= John Sanders (sportscaster) =

American sports announcer (1943–2026)

John Sanders

John Sanders (1943 – June 10, 2026) was an American sports broadcaster, with over 25 years' experience commentating Major League Baseball games. He spent 16 years as a television announcer for the Cleveland Indians. Previously, he was on both television and radio broadcasts for the Pittsburgh Pirates. Sanders also called Big East football and basketball games through the mid-2010s.

==Career==
Sanders, a Kansas native, worked at WIBW-TV in Topeka, Kansas. He then moved to KMBC-TV in Kansas City, Missouri, where he spent 12 years. While at KMBC, he did play-by-play for preseason telecasts of the Kansas City Chiefs.

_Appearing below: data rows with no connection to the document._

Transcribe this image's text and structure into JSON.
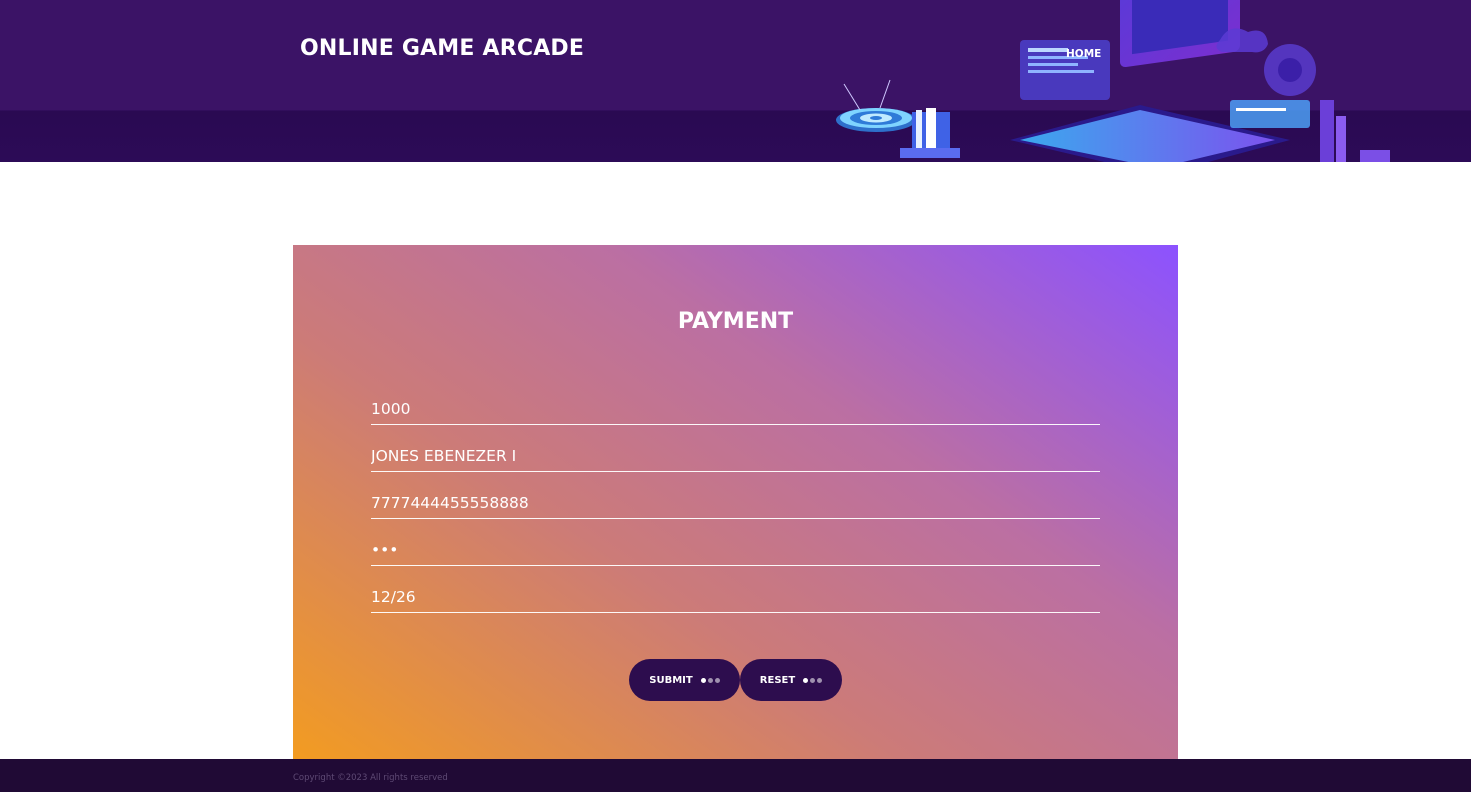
{
  "header": {
    "brand": "ONLINE GAME ARCADE",
    "nav": {
      "home_label": "HOME"
    }
  },
  "payment": {
    "title": "PAYMENT",
    "fields": [
      {
        "name": "amount",
        "value": "1000"
      },
      {
        "name": "card-holder",
        "value": "JONES EBENEZER I"
      },
      {
        "name": "card-number",
        "value": "7777444455558888"
      },
      {
        "name": "cvv",
        "value": "•••"
      },
      {
        "name": "expiry",
        "value": "12/26"
      }
    ],
    "submit_label": "SUBMIT",
    "reset_label": "RESET"
  },
  "footer": {
    "copyright": "Copyright ©2023 All rights reserved"
  },
  "colors": {
    "header_bg": "#3b1366",
    "button_bg": "#2d0d4e",
    "footer_bg": "#200a35",
    "gradient_top_right": "#8c52ff",
    "gradient_bottom_left": "#f39c20"
  }
}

In 1978, he moved to KDKA-TV in Pittsburgh, Pennsylvania, as weekend sports anchor. He later became sports director, appearing on the station's 6 and 11 o'clock newscasts. Then, in October 1980, KDKA announced that he would join Pirates broadcast legend Lanny Frattare for televised games during the 1981 season. He continued on the Pirates' broadcast team for nine seasons.

In 1991, Sanders moved to Cleveland to do television play-by-play for the Cleveland Indians on FSN Ohio. Following the 2006 season, the team declined to renew his contract.

==Personal life and death==
Sanders and his wife, Cherie, had two daughters. He died on June 10, 2026, at the age of 83.